None of this is a surprise, considering what is being taught in the public school system. In religion classes, students learn that the Saudi interpretation of Islam supersedes any worldly concepts of human rights. Women have the most to lose, yet these ideas are so ingrained that I defy you to find a report of a Saudi mother complaining about what her children are being taught.
Women in most countries may take their aspirations for freedom for granted, but for many of us, it is brand new. An exasperated expatriate in Riyadh once expressed to me how frustrated she was with the requirement to wear an abaya everywhere. She wondered: How do you all put up with having to cover your faces for your whole adult lives? What she didn't realize was that many Saudi women look at her and wonder: How can she walk around without an abaya?

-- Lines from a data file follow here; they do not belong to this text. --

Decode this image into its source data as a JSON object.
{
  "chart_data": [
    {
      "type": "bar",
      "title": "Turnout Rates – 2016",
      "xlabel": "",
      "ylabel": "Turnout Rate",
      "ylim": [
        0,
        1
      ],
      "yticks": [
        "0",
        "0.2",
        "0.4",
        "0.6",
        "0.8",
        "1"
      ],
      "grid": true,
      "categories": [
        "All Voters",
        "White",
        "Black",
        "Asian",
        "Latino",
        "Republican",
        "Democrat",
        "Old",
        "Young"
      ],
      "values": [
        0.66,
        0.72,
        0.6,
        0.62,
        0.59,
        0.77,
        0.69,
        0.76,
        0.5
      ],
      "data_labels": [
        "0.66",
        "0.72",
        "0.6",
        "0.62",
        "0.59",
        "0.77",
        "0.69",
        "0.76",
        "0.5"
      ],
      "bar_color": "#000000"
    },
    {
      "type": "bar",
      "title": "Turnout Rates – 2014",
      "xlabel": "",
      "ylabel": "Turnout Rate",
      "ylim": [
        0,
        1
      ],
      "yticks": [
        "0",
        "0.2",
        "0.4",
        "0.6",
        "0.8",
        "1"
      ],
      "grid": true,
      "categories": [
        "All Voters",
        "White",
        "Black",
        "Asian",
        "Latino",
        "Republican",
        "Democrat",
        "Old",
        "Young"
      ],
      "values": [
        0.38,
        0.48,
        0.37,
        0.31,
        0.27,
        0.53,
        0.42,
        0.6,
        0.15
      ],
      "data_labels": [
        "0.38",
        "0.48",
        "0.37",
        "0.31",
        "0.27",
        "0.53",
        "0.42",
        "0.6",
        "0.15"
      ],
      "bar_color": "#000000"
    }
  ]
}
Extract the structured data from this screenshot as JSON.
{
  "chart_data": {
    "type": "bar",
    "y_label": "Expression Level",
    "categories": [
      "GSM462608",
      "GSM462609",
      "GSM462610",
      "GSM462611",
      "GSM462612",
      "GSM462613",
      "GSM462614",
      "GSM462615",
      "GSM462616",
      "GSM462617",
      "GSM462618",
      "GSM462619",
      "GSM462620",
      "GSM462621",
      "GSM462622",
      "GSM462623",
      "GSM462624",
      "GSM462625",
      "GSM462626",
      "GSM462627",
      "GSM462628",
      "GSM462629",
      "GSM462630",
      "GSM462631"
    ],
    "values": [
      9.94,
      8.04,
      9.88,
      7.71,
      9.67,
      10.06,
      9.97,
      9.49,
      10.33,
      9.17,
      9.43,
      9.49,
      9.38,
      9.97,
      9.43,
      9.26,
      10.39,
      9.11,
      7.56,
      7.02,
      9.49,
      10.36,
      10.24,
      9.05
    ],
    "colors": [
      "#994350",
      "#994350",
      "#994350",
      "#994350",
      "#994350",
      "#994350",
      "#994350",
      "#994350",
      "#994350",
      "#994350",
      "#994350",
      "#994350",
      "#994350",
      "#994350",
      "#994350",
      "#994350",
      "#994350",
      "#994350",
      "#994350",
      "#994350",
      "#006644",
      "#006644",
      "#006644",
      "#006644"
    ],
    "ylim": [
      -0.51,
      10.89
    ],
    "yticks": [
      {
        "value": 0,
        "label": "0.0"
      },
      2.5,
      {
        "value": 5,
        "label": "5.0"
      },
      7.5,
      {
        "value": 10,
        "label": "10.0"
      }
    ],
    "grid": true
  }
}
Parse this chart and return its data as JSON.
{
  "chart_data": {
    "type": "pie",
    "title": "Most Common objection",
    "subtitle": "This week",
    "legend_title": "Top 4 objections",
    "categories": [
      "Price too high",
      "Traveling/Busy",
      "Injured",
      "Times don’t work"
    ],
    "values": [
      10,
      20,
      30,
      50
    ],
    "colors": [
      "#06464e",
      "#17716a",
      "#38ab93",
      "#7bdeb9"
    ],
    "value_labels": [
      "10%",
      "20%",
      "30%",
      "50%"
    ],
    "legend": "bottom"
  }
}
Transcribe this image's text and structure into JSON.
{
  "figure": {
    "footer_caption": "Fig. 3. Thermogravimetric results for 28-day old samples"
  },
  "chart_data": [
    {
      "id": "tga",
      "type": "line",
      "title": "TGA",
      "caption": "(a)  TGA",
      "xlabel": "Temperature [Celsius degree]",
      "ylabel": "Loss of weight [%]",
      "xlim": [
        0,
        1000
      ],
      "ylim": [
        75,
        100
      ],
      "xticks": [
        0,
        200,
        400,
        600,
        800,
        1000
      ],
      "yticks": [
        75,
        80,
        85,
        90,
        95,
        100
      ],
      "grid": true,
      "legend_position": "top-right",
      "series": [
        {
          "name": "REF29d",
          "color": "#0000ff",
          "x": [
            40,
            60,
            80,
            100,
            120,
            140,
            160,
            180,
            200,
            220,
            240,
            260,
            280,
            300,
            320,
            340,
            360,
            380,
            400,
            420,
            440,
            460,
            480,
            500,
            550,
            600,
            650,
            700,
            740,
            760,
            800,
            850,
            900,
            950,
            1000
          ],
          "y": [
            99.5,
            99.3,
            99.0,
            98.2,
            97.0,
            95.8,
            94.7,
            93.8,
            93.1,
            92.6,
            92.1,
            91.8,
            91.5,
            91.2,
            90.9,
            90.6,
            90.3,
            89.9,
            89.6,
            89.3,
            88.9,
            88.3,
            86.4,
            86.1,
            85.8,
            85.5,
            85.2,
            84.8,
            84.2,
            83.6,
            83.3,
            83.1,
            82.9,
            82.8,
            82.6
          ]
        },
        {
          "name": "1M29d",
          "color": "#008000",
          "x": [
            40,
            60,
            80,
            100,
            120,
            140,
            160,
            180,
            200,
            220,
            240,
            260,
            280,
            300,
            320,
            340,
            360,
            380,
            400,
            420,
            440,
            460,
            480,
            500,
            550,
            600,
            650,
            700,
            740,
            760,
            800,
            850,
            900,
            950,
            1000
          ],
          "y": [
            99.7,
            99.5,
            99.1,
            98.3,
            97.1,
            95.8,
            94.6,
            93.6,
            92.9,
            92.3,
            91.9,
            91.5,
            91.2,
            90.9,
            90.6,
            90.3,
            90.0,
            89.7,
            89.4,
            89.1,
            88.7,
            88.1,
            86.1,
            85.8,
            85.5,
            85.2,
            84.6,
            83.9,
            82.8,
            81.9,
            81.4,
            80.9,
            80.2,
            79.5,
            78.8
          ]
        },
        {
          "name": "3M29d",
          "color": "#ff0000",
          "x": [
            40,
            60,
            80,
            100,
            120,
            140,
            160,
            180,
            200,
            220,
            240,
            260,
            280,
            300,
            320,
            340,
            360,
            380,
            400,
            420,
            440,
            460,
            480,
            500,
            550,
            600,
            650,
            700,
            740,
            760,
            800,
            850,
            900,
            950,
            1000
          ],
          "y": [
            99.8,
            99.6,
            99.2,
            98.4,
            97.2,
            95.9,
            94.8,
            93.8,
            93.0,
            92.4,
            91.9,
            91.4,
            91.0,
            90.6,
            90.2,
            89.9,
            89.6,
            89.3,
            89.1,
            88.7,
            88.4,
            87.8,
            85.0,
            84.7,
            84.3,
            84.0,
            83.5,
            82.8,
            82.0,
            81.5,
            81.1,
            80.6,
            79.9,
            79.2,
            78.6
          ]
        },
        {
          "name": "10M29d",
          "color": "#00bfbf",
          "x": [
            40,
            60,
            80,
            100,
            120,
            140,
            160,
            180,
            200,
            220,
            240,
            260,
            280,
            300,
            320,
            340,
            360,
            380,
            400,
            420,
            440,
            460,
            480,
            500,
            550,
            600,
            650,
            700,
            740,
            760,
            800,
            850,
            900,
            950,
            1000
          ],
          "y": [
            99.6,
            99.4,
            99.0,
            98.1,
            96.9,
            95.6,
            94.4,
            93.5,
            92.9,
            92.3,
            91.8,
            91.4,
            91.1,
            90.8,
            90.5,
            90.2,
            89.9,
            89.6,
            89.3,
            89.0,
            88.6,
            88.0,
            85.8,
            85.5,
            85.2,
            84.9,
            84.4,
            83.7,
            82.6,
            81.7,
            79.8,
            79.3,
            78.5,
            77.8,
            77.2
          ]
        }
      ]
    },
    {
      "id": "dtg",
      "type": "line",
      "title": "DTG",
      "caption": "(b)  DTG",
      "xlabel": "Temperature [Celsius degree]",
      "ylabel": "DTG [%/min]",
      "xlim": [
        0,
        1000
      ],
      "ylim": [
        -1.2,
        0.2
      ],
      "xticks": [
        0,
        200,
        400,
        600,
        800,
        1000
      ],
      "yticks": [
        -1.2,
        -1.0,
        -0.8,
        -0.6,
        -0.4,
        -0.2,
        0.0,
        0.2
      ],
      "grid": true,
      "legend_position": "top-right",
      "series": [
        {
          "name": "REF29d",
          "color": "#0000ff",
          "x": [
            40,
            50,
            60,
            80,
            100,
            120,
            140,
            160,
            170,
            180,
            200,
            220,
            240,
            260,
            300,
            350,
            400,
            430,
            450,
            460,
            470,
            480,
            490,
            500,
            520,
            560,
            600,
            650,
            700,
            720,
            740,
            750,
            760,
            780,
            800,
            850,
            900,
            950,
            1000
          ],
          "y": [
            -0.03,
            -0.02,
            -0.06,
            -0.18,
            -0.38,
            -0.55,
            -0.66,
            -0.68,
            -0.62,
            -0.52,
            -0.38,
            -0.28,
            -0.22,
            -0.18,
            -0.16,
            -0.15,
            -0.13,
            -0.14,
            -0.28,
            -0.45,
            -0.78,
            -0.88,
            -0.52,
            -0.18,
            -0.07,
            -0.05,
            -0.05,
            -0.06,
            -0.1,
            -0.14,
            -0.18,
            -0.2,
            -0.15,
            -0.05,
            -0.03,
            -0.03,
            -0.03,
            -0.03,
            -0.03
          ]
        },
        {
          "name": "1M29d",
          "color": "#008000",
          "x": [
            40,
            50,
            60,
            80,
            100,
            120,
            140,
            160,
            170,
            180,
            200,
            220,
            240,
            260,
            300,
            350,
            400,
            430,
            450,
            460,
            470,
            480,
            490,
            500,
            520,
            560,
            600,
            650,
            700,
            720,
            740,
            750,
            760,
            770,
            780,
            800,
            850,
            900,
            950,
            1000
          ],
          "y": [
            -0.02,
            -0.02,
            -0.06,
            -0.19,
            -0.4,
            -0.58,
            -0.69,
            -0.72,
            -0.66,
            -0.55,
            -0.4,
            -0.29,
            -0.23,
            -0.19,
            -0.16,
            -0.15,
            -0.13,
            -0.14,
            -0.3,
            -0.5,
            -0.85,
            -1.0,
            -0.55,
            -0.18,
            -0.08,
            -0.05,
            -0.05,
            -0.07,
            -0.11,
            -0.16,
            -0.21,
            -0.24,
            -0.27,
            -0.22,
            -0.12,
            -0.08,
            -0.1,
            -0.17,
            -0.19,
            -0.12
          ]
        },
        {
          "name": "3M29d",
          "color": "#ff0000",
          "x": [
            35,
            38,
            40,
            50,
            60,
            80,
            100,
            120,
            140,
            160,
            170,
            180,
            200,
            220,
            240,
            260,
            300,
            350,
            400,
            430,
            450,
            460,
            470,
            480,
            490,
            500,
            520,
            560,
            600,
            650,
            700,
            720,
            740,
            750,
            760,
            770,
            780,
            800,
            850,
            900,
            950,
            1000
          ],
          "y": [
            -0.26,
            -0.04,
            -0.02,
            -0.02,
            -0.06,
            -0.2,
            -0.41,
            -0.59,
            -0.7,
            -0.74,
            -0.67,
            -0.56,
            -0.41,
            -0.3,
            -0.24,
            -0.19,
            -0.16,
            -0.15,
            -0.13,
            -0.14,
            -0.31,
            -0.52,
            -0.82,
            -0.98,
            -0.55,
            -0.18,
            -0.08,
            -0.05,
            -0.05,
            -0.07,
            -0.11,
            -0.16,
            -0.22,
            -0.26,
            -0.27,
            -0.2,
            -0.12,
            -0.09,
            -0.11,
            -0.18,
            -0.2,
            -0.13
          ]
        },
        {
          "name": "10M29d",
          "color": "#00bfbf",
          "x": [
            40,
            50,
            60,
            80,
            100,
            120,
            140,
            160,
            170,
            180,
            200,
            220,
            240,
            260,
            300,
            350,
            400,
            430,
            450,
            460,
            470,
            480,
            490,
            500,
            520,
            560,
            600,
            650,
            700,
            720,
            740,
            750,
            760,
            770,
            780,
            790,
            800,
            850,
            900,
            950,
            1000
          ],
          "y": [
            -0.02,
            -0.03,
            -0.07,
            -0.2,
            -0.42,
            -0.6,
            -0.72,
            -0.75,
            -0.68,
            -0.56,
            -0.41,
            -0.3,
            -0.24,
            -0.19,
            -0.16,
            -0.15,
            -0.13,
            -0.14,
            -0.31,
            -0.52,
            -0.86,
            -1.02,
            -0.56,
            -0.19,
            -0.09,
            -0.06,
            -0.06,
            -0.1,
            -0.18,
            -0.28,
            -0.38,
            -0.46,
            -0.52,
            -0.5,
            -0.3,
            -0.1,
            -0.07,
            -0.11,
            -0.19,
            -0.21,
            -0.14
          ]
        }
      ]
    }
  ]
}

How is it that she doesn't feel exposed and naked?
Yet I am happy to say that I am one of many women hungry for self-determination -- women who have realized that though liberty and rights come with responsibility, it also gives them and their daughters the autonomy to pursue their happiness.
And yes, there are hundreds, if not thousands, of Saudi women who are fighting for their rights -- and the well-covered driving campaign is just one of many battles, from fighting for the right to manage their own businesses to being allowed to freely leave and enter the country without their guardian's permission. Even something as simple as recognizing women lawyers in our judicial system could be transformational. And that, of course, is why it is so hard.